Another reason, they said, was the fact that environmentalists in several parts of the world, were against investment in soda ash extraction at Lake Natron on grounds that it is in the where lesser flamingos –a bird specie and tourist attraction, breed in thousands every year.

Lake Natron is the only area where flamingos are found in East Africa; exploration in the area, would result in complete extinction of the birds ,they say..

The Marine Park a unit under the Ministry Natural Resources and Tourism, covers seven villages along the coast line. These are Mahandakini, Moa, Boma Kichakamiba, Doda, Kibiboni, Kwale and Kizingani.

Others are Ulenge Island Mwambani, Tongoni Reef and Kiungani. It’s involved in conservation of coelacanth – an oldest fish .Coelacanth came back from the dead when one was found off the South Africa coast in 1938. It is a specie older than any land mammal - first found in the Comoros.

Environmentalists are worried that should the Tanzania’s resolve to build the proposed multi-million new port go through ,the rare type of fish ,whose average weight is estimated to be 100 kgs, will ultimately be wiped out.

The local and international conservation groups, outraged over the proposal, say the government’s economic justification that the factory would, after all, be built 32 kilometres away from the lake was baseless, on account of the fact that activities in respect of mining would still be taking place at the lake-causing enormous disturbance to the birds.

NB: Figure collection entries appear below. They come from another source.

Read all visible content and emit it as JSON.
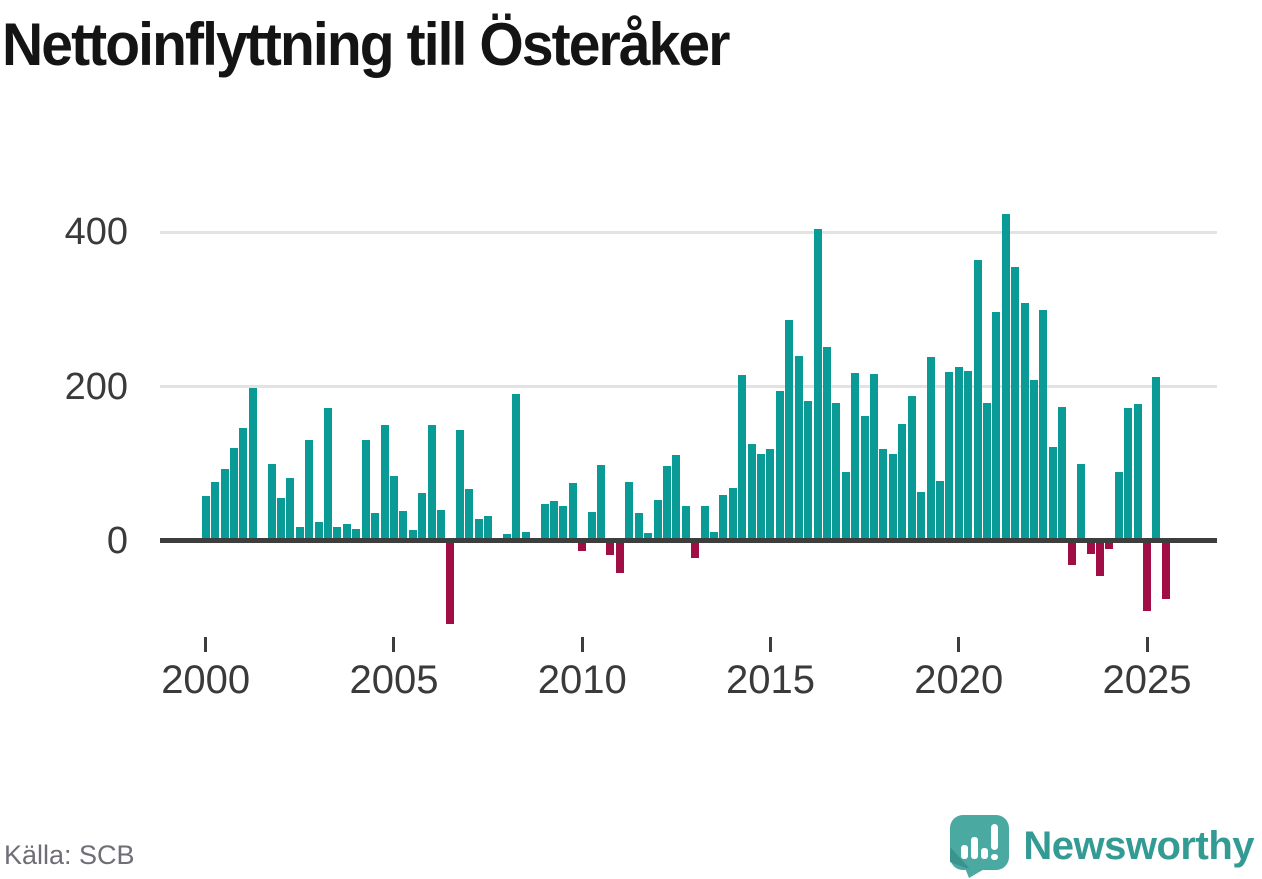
{
  "title": "Nettoinflyttning till Österåker",
  "source": "Källa: SCB",
  "branding": {
    "name": "Newsworthy"
  },
  "chart_data": {
    "type": "bar",
    "title": "Nettoinflyttning till Österåker",
    "frequency": "quarterly",
    "start_period": "2000-Q1",
    "end_period": "2025-Q3",
    "grid": "horizontal",
    "legend": "none",
    "y_ticks": [
      0,
      200,
      400
    ],
    "ylim": [
      -130,
      460
    ],
    "x_ticks": [
      {
        "label": "2000",
        "quarter_index": 0
      },
      {
        "label": "2005",
        "quarter_index": 20
      },
      {
        "label": "2010",
        "quarter_index": 40
      },
      {
        "label": "2015",
        "quarter_index": 60
      },
      {
        "label": "2020",
        "quarter_index": 80
      },
      {
        "label": "2025",
        "quarter_index": 100
      }
    ],
    "colors": {
      "positive": "#0a9b96",
      "negative": "#a10d45"
    },
    "series": [
      {
        "name": "Nettoinflyttning",
        "values": [
          58,
          76,
          93,
          120,
          146,
          198,
          0,
          100,
          56,
          82,
          18,
          131,
          25,
          173,
          18,
          22,
          16,
          131,
          36,
          150,
          84,
          39,
          14,
          62,
          150,
          40,
          -108,
          144,
          67,
          28,
          33,
          0,
          9,
          190,
          12,
          0,
          48,
          52,
          45,
          75,
          -13,
          38,
          99,
          -18,
          -42,
          76,
          36,
          11,
          53,
          97,
          112,
          45,
          -22,
          45,
          12,
          60,
          69,
          215,
          126,
          113,
          119,
          195,
          287,
          240,
          181,
          405,
          252,
          179,
          90,
          218,
          162,
          217,
          119,
          113,
          152,
          188,
          63,
          239,
          78,
          219,
          226,
          221,
          364,
          179,
          297,
          424,
          355,
          309,
          209,
          300,
          122,
          174,
          -31,
          100,
          -17,
          -45,
          -10,
          90,
          172,
          177,
          -91,
          212,
          -75
        ]
      }
    ]
  }
}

In a related development, Minister of Trade and Industries, Dr Abdallah Kigoda told a recent parliamentary session in Dodoma that the National Development Corporation [NDC] had completed studies to help reduce ecological damage during soda ash mining at Lake Natron.

Dr Kigoda reportedly said implementation of the project would depend on infrastructure such as railway link to Lake Natron and the Mwambani port.

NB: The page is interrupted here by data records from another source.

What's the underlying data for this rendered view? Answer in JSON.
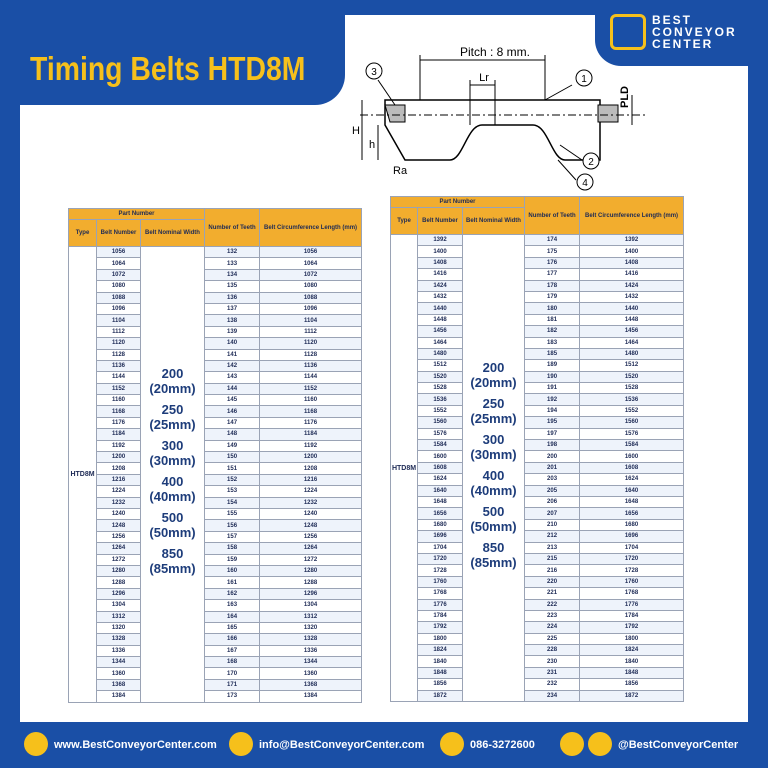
{
  "header": {
    "title": "Timing Belts HTD8M",
    "logo": [
      "BEST",
      "CONVEYOR",
      "CENTER"
    ]
  },
  "diagram": {
    "pitch": "Pitch : 8 mm.",
    "lr": "Lr",
    "pld": "PLD",
    "h_total": "H",
    "h": "h",
    "ra": "Ra",
    "callouts": [
      "1",
      "2",
      "3",
      "4"
    ]
  },
  "tables": [
    {
      "part_number": "Part Number",
      "type_header": "Type",
      "belt_number": "Belt Number",
      "nominal_width": "Belt Nominal Width",
      "teeth": "Number of Teeth",
      "circumference": "Belt Circumference Length (mm)",
      "type": "HTD8M",
      "widths": [
        [
          "200",
          "(20mm)"
        ],
        [
          "250",
          "(25mm)"
        ],
        [
          "300",
          "(30mm)"
        ],
        [
          "400",
          "(40mm)"
        ],
        [
          "500",
          "(50mm)"
        ],
        [
          "850",
          "(85mm)"
        ]
      ],
      "rows": [
        [
          "1056",
          "132",
          "1056"
        ],
        [
          "1064",
          "133",
          "1064"
        ],
        [
          "1072",
          "134",
          "1072"
        ],
        [
          "1080",
          "135",
          "1080"
        ],
        [
          "1088",
          "136",
          "1088"
        ],
        [
          "1096",
          "137",
          "1096"
        ],
        [
          "1104",
          "138",
          "1104"
        ],
        [
          "1112",
          "139",
          "1112"
        ],
        [
          "1120",
          "140",
          "1120"
        ],
        [
          "1128",
          "141",
          "1128"
        ],
        [
          "1136",
          "142",
          "1136"
        ],
        [
          "1144",
          "143",
          "1144"
        ],
        [
          "1152",
          "144",
          "1152"
        ],
        [
          "1160",
          "145",
          "1160"
        ],
        [
          "1168",
          "146",
          "1168"
        ],
        [
          "1176",
          "147",
          "1176"
        ],
        [
          "1184",
          "148",
          "1184"
        ],
        [
          "1192",
          "149",
          "1192"
        ],
        [
          "1200",
          "150",
          "1200"
        ],
        [
          "1208",
          "151",
          "1208"
        ],
        [
          "1216",
          "152",
          "1216"
        ],
        [
          "1224",
          "153",
          "1224"
        ],
        [
          "1232",
          "154",
          "1232"
        ],
        [
          "1240",
          "155",
          "1240"
        ],
        [
          "1248",
          "156",
          "1248"
        ],
        [
          "1256",
          "157",
          "1256"
        ],
        [
          "1264",
          "158",
          "1264"
        ],
        [
          "1272",
          "159",
          "1272"
        ],
        [
          "1280",
          "160",
          "1280"
        ],
        [
          "1288",
          "161",
          "1288"
        ],
        [
          "1296",
          "162",
          "1296"
        ],
        [
          "1304",
          "163",
          "1304"
        ],
        [
          "1312",
          "164",
          "1312"
        ],
        [
          "1320",
          "165",
          "1320"
        ],
        [
          "1328",
          "166",
          "1328"
        ],
        [
          "1336",
          "167",
          "1336"
        ],
        [
          "1344",
          "168",
          "1344"
        ],
        [
          "1360",
          "170",
          "1360"
        ],
        [
          "1368",
          "171",
          "1368"
        ],
        [
          "1384",
          "173",
          "1384"
        ]
      ]
    },
    {
      "part_number": "Part Number",
      "type_header": "Type",
      "belt_number": "Belt Number",
      "nominal_width": "Belt Nominal Width",
      "teeth": "Number of Teeth",
      "circumference": "Belt Circumference Length (mm)",
      "type": "HTD8M",
      "widths": [
        [
          "200",
          "(20mm)"
        ],
        [
          "250",
          "(25mm)"
        ],
        [
          "300",
          "(30mm)"
        ],
        [
          "400",
          "(40mm)"
        ],
        [
          "500",
          "(50mm)"
        ],
        [
          "850",
          "(85mm)"
        ]
      ],
      "rows": [
        [
          "1392",
          "174",
          "1392"
        ],
        [
          "1400",
          "175",
          "1400"
        ],
        [
          "1408",
          "176",
          "1408"
        ],
        [
          "1416",
          "177",
          "1416"
        ],
        [
          "1424",
          "178",
          "1424"
        ],
        [
          "1432",
          "179",
          "1432"
        ],
        [
          "1440",
          "180",
          "1440"
        ],
        [
          "1448",
          "181",
          "1448"
        ],
        [
          "1456",
          "182",
          "1456"
        ],
        [
          "1464",
          "183",
          "1464"
        ],
        [
          "1480",
          "185",
          "1480"
        ],
        [
          "1512",
          "189",
          "1512"
        ],
        [
          "1520",
          "190",
          "1520"
        ],
        [
          "1528",
          "191",
          "1528"
        ],
        [
          "1536",
          "192",
          "1536"
        ],
        [
          "1552",
          "194",
          "1552"
        ],
        [
          "1560",
          "195",
          "1560"
        ],
        [
          "1576",
          "197",
          "1576"
        ],
        [
          "1584",
          "198",
          "1584"
        ],
        [
          "1600",
          "200",
          "1600"
        ],
        [
          "1608",
          "201",
          "1608"
        ],
        [
          "1624",
          "203",
          "1624"
        ],
        [
          "1640",
          "205",
          "1640"
        ],
        [
          "1648",
          "206",
          "1648"
        ],
        [
          "1656",
          "207",
          "1656"
        ],
        [
          "1680",
          "210",
          "1680"
        ],
        [
          "1696",
          "212",
          "1696"
        ],
        [
          "1704",
          "213",
          "1704"
        ],
        [
          "1720",
          "215",
          "1720"
        ],
        [
          "1728",
          "216",
          "1728"
        ],
        [
          "1760",
          "220",
          "1760"
        ],
        [
          "1768",
          "221",
          "1768"
        ],
        [
          "1776",
          "222",
          "1776"
        ],
        [
          "1784",
          "223",
          "1784"
        ],
        [
          "1792",
          "224",
          "1792"
        ],
        [
          "1800",
          "225",
          "1800"
        ],
        [
          "1824",
          "228",
          "1824"
        ],
        [
          "1840",
          "230",
          "1840"
        ],
        [
          "1848",
          "231",
          "1848"
        ],
        [
          "1856",
          "232",
          "1856"
        ],
        [
          "1872",
          "234",
          "1872"
        ]
      ]
    }
  ],
  "footer": {
    "website": "www.BestConveyorCenter.com",
    "email": "info@BestConveyorCenter.com",
    "phone": "086-3272600",
    "social": "@BestConveyorCenter"
  }
}
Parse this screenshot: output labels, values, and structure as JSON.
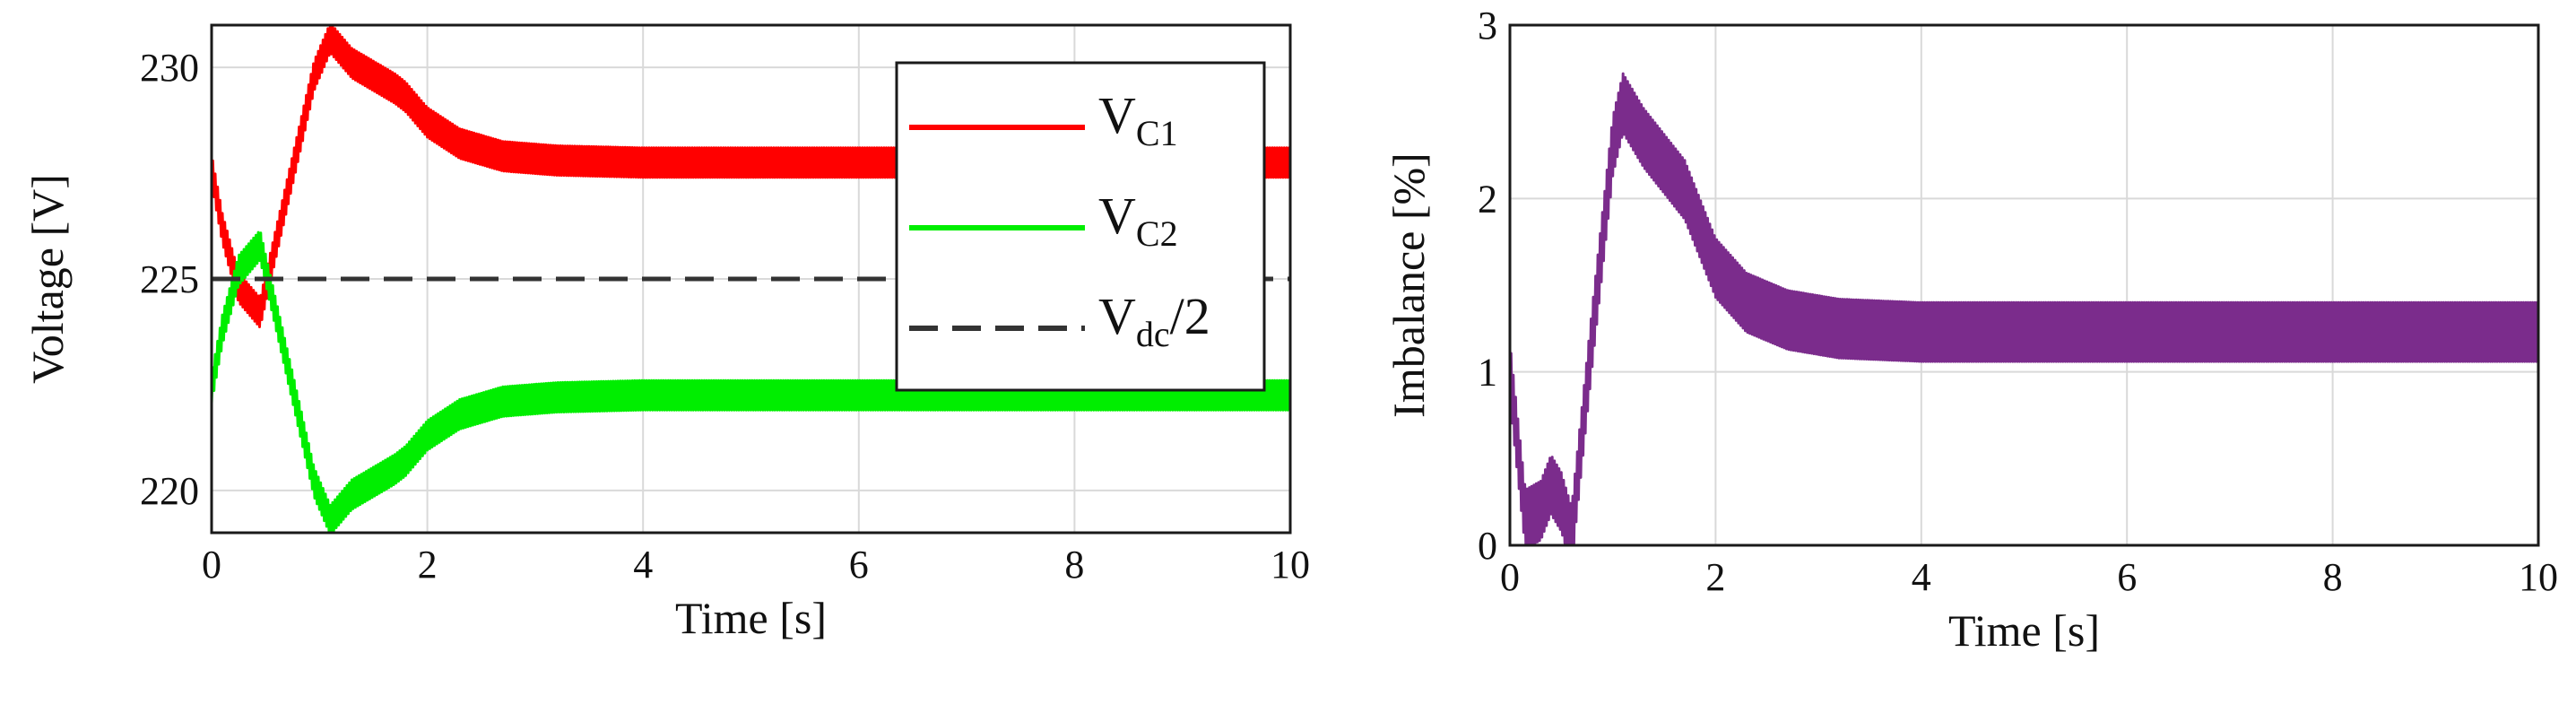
{
  "chart_data": [
    {
      "type": "line",
      "xlabel": "Time [s]",
      "ylabel": "Voltage [V]",
      "xlim": [
        0,
        10
      ],
      "ylim": [
        219,
        231
      ],
      "xticks": [
        0,
        2,
        4,
        6,
        8,
        10
      ],
      "yticks": [
        220,
        225,
        230
      ],
      "grid": true,
      "legend": "top-right",
      "series": [
        {
          "name": "V",
          "name_sub": "C1",
          "color": "#ff0000",
          "style": "solid",
          "ripple": 0.35,
          "x": [
            0,
            0.1,
            0.25,
            0.45,
            0.7,
            0.95,
            1.1,
            1.3,
            1.5,
            1.7,
            1.8,
            2.0,
            2.3,
            2.7,
            3.2,
            4,
            6,
            8,
            10
          ],
          "y": [
            227.6,
            226.2,
            224.8,
            224.2,
            227.0,
            229.8,
            230.7,
            230.1,
            229.8,
            229.5,
            229.3,
            228.7,
            228.2,
            227.9,
            227.8,
            227.75,
            227.75,
            227.75,
            227.75
          ]
        },
        {
          "name": "V",
          "name_sub": "C2",
          "color": "#00ee00",
          "style": "solid",
          "ripple": 0.35,
          "x": [
            0,
            0.1,
            0.25,
            0.45,
            0.7,
            0.95,
            1.1,
            1.3,
            1.5,
            1.7,
            1.8,
            2.0,
            2.3,
            2.7,
            3.2,
            4,
            6,
            8,
            10
          ],
          "y": [
            222.4,
            223.8,
            225.2,
            225.8,
            223.0,
            220.2,
            219.3,
            219.9,
            220.2,
            220.5,
            220.7,
            221.3,
            221.8,
            222.1,
            222.2,
            222.25,
            222.25,
            222.25,
            222.25
          ]
        },
        {
          "name": "V",
          "name_sub": "dc",
          "name_suffix": "/2",
          "color": "#333333",
          "style": "dashed",
          "ripple": 0,
          "x": [
            0,
            10
          ],
          "y": [
            225,
            225
          ]
        }
      ]
    },
    {
      "type": "line",
      "xlabel": "Time [s]",
      "ylabel": "Imbalance [%]",
      "xlim": [
        0,
        10
      ],
      "ylim": [
        0,
        3
      ],
      "xticks": [
        0,
        2,
        4,
        6,
        8,
        10
      ],
      "yticks": [
        0,
        1,
        2,
        3
      ],
      "grid": true,
      "series": [
        {
          "color": "#7b2c8c",
          "style": "solid",
          "ripple": 0.17,
          "x": [
            0,
            0.15,
            0.3,
            0.4,
            0.5,
            0.6,
            0.8,
            1.0,
            1.1,
            1.3,
            1.5,
            1.7,
            1.8,
            2.0,
            2.3,
            2.7,
            3.2,
            4,
            6,
            8,
            10
          ],
          "y": [
            1.0,
            0.15,
            0.2,
            0.35,
            0.25,
            0.05,
            1.2,
            2.3,
            2.55,
            2.35,
            2.2,
            2.05,
            1.9,
            1.6,
            1.4,
            1.3,
            1.25,
            1.23,
            1.23,
            1.23,
            1.23
          ]
        }
      ]
    }
  ]
}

At a press conference last week, Dr Harrison Mwakyembe, Minisre for Transport, told a handful reporters that government’s resolve to build the new Mwambani port remained unchanged.

“Wait for a little while (about six months) and you will see something done,” the minister assured the team, adding that the old port with low berth would still be operational, handling smaller ships.

The idea to revisit construction of a railway line from Tanga port to Musoma on the shores of Lake Victoria was conceived after Presidents Yoweri Museveni agreed on the need to speed up construction of the line at a meeting in Dar es Salaam in October last year

Reports have it that another port will be built on the shores of Lake Victoria on the Uganda side, From there, cargo will be shipped to Uganda.

According to government sources, the venture with regard to construction of the new port will facilitate revival of economic activities along the path, some of which collapsed after abandonment of the Tanga-Arusha stretch.

It is anticipated that the railway will not only be used to ferry agricultural produce for export but also oil, recently discovered at Lake Albert in Africa’s western Rift Valley.

Other countries expected to benefit from the giant project, owned by the governments of Tanzania and Uganda, are DRC, Rwanda and Burundi.